E lá fomos nós, a república da juventude, para o salão da universidade, não lembro em que lugar, só do grande salão com um aparelho de TV improvisado em cima de uma mesa, diante dele a multidão de faces cheias de certeza; gente de pé, sentada, de joelhos, abraçada; começou o jogo como todos os outros, aquele time só dava exibições de gala, aquele time goleava, aquele time jogava bonito, aquele time era vencedor.
E a festa prosseguiu, até que, como um raio que cai num dia de azul esplendoroso, a Itália fez dois gols; o jogo terminou e a platéia, assim como o Brasil inteiro, ficou muda; aquilo não podia estar acontecendo, era mentira; como era ilusão o próprio estádio Sarriá, era ilusão toda a Espanha. O destino não podia ceifar a alegria daquela forma, aquela certeza; éramos os melhores, merecíamos a vitória; jogamos melhor, fomos belos, fomos bravos, fomos fortes, e mesmo assim perdemos, em dois lances casuais, numa prova cabal da arbiotrariedade da vida, uma arbitrariedade cruel e acachapante que nos deixou massacrados, como se repente tivesse caído uma laje de concreto sobre nossas cabeças.
Saímos dali atordoados; centenas de estudantes,subitamente abalados em todas as nossas certezas; se naquele momento o entusiasmo da seleção e de todo um país estavam tão juntos, um baque daqueles punha abaixo nosso amor próprio, nosso futuro, a esperança nacional; era um golpe terrível, e não sei o que me fez caminhar para aquele lugar, como caminhamos; aos poucos foram chegando todos, nos reencontramos no lugar menos provável daquele dia: uma campo de futebol.
O campo da universidade de Florianópolis nunca viu um jogo como o daquele dia: vinte e dois jogadores, que corriam chorando, a descarregar a raiva, a tristeza, a angústia; como se pudessem mostrar como se fazia, tornar certo o que dera errado; repor algo, não no campo da batalha perdida de Sarriá para os algozes italianos, mas na nossa própria alma.

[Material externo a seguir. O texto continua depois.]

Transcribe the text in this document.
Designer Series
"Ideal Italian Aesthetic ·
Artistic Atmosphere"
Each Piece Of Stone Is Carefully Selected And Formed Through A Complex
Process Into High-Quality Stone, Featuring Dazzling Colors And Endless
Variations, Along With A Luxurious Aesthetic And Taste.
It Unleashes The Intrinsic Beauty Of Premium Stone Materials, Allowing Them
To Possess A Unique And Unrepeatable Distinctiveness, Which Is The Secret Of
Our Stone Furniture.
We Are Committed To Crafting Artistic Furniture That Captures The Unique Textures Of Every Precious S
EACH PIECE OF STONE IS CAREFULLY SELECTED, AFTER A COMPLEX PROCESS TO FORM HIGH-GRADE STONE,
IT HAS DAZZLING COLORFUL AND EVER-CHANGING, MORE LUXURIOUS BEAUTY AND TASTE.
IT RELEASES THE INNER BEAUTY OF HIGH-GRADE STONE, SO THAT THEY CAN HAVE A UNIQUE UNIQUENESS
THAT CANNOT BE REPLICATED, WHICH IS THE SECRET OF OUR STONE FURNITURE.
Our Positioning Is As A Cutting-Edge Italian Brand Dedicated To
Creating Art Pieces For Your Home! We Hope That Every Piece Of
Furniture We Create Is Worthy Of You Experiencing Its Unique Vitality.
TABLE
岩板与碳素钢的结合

Lembro que atirei longe o tênis, queria sentir a terra, queria os pés feridos de bater na bola de couro com todas as forças, queria correr à exaustão, exorcizar aquela tristeza, desabafo convertido em esforço; gastar-me até não ter forças para nada, nem para sentir; vencer a dor da alma pela exaustão.
E me lembro de nunca jogar futebol tão bem na vida, tão bem que poderia ter estado perfeitamente no Sarriá; pegava a bola na defesa para dar início às jogadas, distribuía o jogo no meio de campo, lançava, surgia na área, fiz vários gols. Corria como um guerreiro etíope, flutuando sobre o chão, sem esforço, sem suor, sem cansaço; com cinco graus de miopia, e sem os óculos, via tudo, mesmo sem enxergar nada; despachava lançamentos de longa distância, fazia passes em profundidade, como se dotado de um radar de morcego; fomos assim sem ver o tempo, até que caiu a noite, até que, extenuados, olhamos uns para os outros, não totalmente vingados, não totalmente satisfeitos, não totalmente consolados, herdeiros daquela fúria que ainda posso sentir hoje, moídos, doídos como se tivéssemos também participado daquela batalha, dividindo aquele momentos irmanados.
Não, o Brasil tinha perdido um jogo, mas não saíra derrotado; a beleza daquele dia seria lembrada para sempre, a derrota só aumentava aquela chama, porque sabíamos que não podíamos jogar fora aquela força plena, ela ainda triunfaria, ainda nos levaria um dia à realização dos grandes sonhos, só não podíamos desistir, sim, só tínhamos de continuar.